Ideadōr, Modifikation des Kaleidoskops (s. d.).
Ideāl (lat. Ableitung vom grch. idéa) heißt eigentlich (als Adjektiv) der Idee entsprechend; als Substantiv (das I.) vertritt es vielfach geradezu die Platonische Idee (s. d.), d. h. das vollkommnere Urbild, das wir, sei es beim künstlerischen Schaffen oder beim sittlichen Handeln oder auch beim Erkennen im Gedanken haben und dem wir nachstreben, es aber, gleichsam wegen der Sprödigkeit des Stoffs, an den wir dabei gebunden bleiben, nie völlig erreichen; ein Gegensatz, der, in der Philosophie von Plato und Kant tiefsinnig erörtert, in den philos. Dichtungen Schillers (besonders "Das I. und das Leben") einen großartigen Ausdruck gefunden hat. Es ist auch ein Schillerscher Gedanke, der aber seine Wurzeln gleichfalls in der Lehre Kants hat, daß wenigstens in der Kunst der Widerstreit zwischen I. und Wirklichkeit in gewissem Sinne überwunden werde. In der Kunst hat daher das I. seine eigentlichste Stätte. Idealisier.en heißt das Naturobjekt durch die künstlerische Idee zum Schönen gestalten; im Gegensatz dazu will der (ästhetische) Realismus die Naturwahrheit zum Princip auch für die Kunst machen.
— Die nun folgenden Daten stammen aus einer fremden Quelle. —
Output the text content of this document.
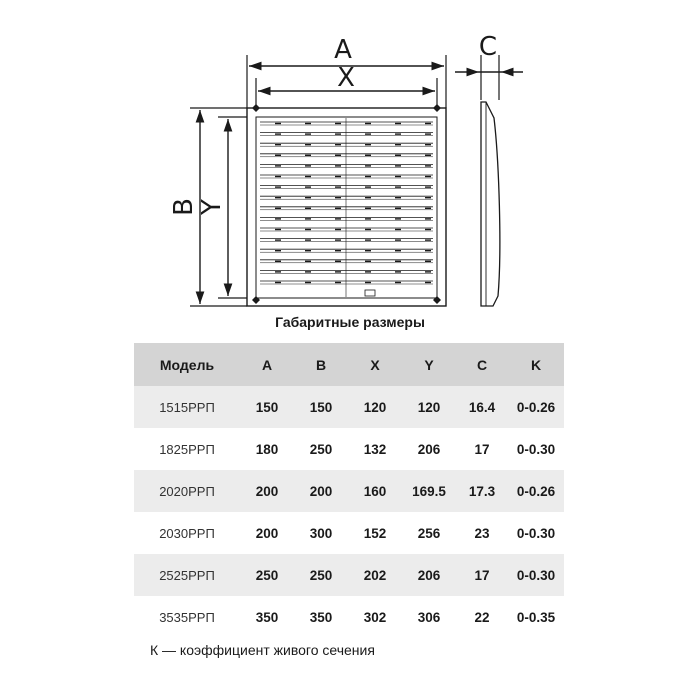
A
X
C
B
Y
Габаритные размеры
Модель	A	B	X	Y	C	K
1515РРП	150	150	120	120	16.4	0-0.26
1825РРП	180	250	132	206	17	0-0.30
2020РРП	200	200	160	169.5	17.3	0-0.26
2030РРП	200	300	152	256	23	0-0.30
2525РРП	250	250	202	206	17	0-0.30
3535РРП	350	350	302	306	22	0-0.35
К — коэффициент живого сечения
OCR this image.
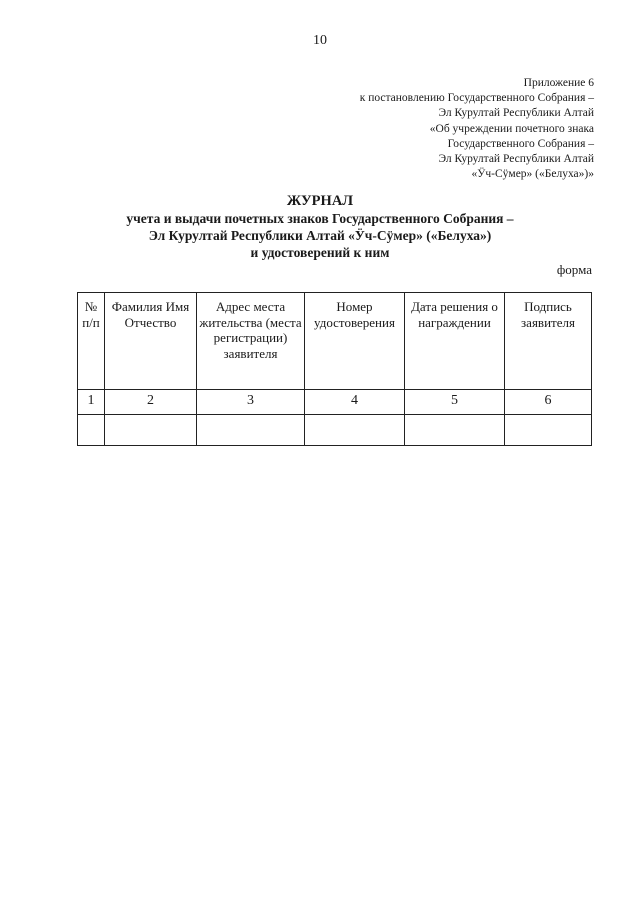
10
Приложение 6
к постановлению Государственного Собрания –
Эл Курултай Республики Алтай
«Об учреждении почетного знака
Государственного Собрания –
Эл Курултай Республики Алтай
«Ӱч-Сӱмер» («Белуха»)»
ЖУРНАЛ
учета и выдачи почетных знаков Государственного Собрания –
Эл Курултай Республики Алтай «Ӱч-Сӱмер» («Белуха»)
и удостоверений к ним
форма
№ п/п	Фамилия Имя Отчество	Адрес места жительства (места регистрации) заявителя	Номер удостоверения	Дата решения о награждении	Подпись заявителя
1	2	3	4	5	6
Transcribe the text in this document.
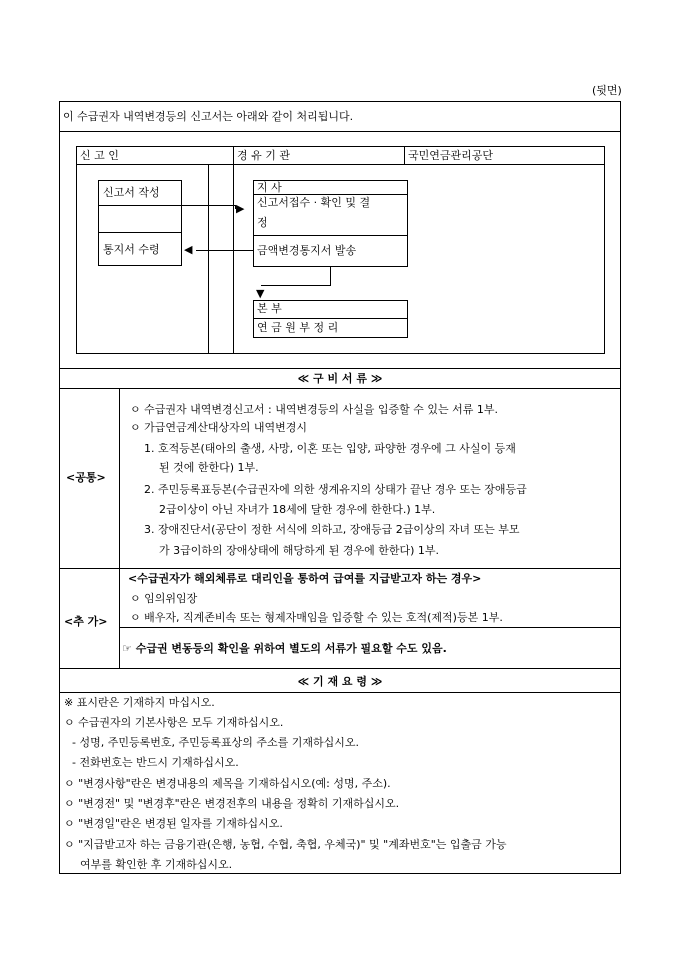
(뒷면)
이 수급권자 내역변경등의 신고서는 아래와 같이 처리됩니다.
신 고 인	경 유 기 관	국민연금관리공단
신고서 작성
통지서 수령
▶
◀
지 사
신고서접수 · 확인 및 결
정
금액변경통지서 발송
▼
본 부
연 금 원 부 정 리
≪ 구 비 서 류 ≫
<공통>
ㅇ 수급권자 내역변경신고서 : 내역변경등의 사실을 입증할 수 있는 서류 1부.
ㅇ 가급연금계산대상자의 내역변경시
1. 호적등본(태아의 출생, 사망, 이혼 또는 입양, 파양한 경우에 그 사실이 등재
된 것에 한한다) 1부.
2. 주민등록표등본(수급권자에 의한 생계유지의 상태가 끝난 경우 또는 장애등급
2급이상이 아닌 자녀가 18세에 달한 경우에 한한다.) 1부.
3. 장애진단서(공단이 정한 서식에 의하고, 장애등급 2급이상의 자녀 또는 부모
가 3급이하의 장애상태에 해당하게 된 경우에 한한다) 1부.
<추 가>
<수급권자가 해외체류로 대리인을 통하여 급여를 지급받고자 하는 경우>
ㅇ 임의위임장
ㅇ 배우자, 직계존비속 또는 형제자매임을 입증할 수 있는 호적(제적)등본 1부.
☞ 수급권 변동등의 확인을 위하여 별도의 서류가 필요할 수도 있음.
≪ 기 재 요 령 ≫
※ 표시란은 기재하지 마십시오.
ㅇ 수급권자의 기본사항은 모두 기재하십시오.
- 성명, 주민등록번호, 주민등록표상의 주소를 기재하십시오.
- 전화번호는 반드시 기재하십시오.
ㅇ "변경사항"란은 변경내용의 제목을 기재하십시오(예: 성명, 주소).
ㅇ "변경전" 및 "변경후"란은 변경전후의 내용을 정확히 기재하십시오.
ㅇ "변경일"란은 변경된 일자를 기재하십시오.
ㅇ "지급받고자 하는 금융기관(은행, 농협, 수협, 축협, 우체국)" 및 "계좌번호"는 입출금 가능
여부를 확인한 후 기재하십시오.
Idealismus, ein philos. Kunstausdruck von sehr verschiedener Bedeutung. In der Erkenntnistheorie versteht man darunter die philos. Anschauung, die alle Dinge als bloße Vorstellungen des Subjekts betrachtet (Gegensatz: Realismus). Daran lehnt sich auch der Kantische Sprachgebrauch an, doch unterscheidet er seinen kritischen, formalen oder transcendentalen I. von dem dogmatischen, materialen oder empirischen I. Berkeleys u. a., sofern er nicht behaupten will, daß die Dinge überhaupt nur in unserer Vorstellung von ihnen bestehen, sondern nur, daß wir von den Gegenständen nur das zu erkennen vermögen, was den formalen Bedingungen unsers Vorstellens gemäß ist. In der Ethik versteht man unter I. den Glauben an das sittliche Ideal und das Bestreben, die eigene Lebensführung den Forderungen dieses Ideals gemäß zu gestalten (Gegensatz: ethischer Materialismus). In der Ästhetik bedeutet I. im Gegensatz zum Naturalismus die Anschauung, daß die Kunst die Bestimmung habe, Ideen darzustellen, nicht lediglich die natürliche Wirklichkeit nachzubilden.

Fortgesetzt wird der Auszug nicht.